Across half a century, the three versions of her characters' lives unfold, leaving the reader contemplating chance, fate and the paths we too might have taken. Eva and Jim succeed and fail, love and lose, they become parents and some of the novel's subtler qualities concern their children's differing personalities and fortunes.
A novel's success depends in part on its author's ability to sew together narrative strands and, in this, The Versions of Us is a confident debut. Why then does it feel insubstantial? It really comprises three short novels, which each attempt to capture lives in around 150 pages, so events are often skimmed. The same applies to settings because, although Cambridge and London are fairly vivid, Eva and Jim merely scratch the surfaces of Paris, Rome and Cornwall. Their rootlessness makes for a shallow, touristic reading experience.

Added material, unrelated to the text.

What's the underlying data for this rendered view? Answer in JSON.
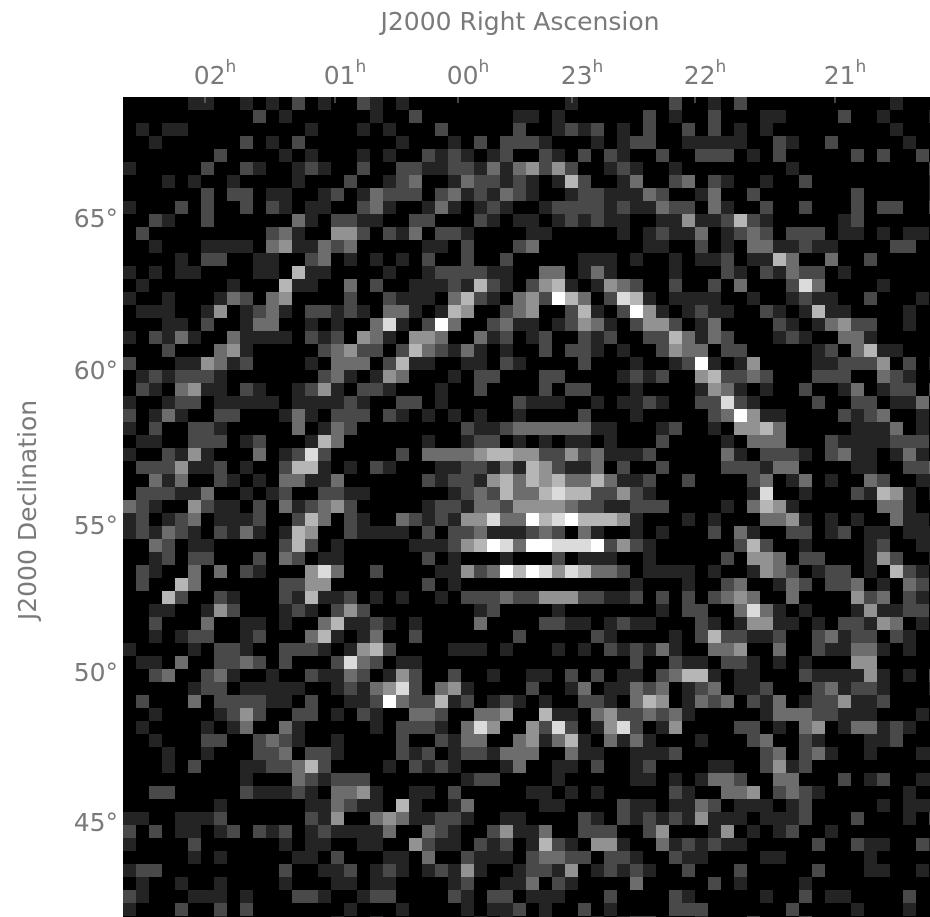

At times, the title could be "the clichés of us" so predictable are the characters' trajectories. With age, they stop painting or writing, start Facebooking; some get fat, others wither, but most experience a "sense of diminution" as life becomes a cycle of loneliness, illness and funerals. Then there are mistakes that undermine the novel's integrity. When Jim moves to Cornwall to be with Helena, on whose lips he tastes "the soft, salty tang of the sea", they share a house with some fellow painters: "You'll know of the St Ives colony… Hepworth et al? Well, Trelawney House is just down the road, and it isn't at all dissimilar."
It's very dissimilar. "The St Ives colony" is famous because, for a period in the mid-20th-century, its artistic output rivalled that of New York, so suffice to say "Hepworth et al" weren't sharing stew-making rotas like the hippies in Jim's jumped-up commune. Also, Helena drives Jim to St Ives to board the sleeper train to London but you cannot, and never could, catch the sleeper from St Ives. Finally, the scene where Eva dances to the pianist "Dave Brubeck's slinking saxophone" demonstrates that sometimes it really is best to write about what you know.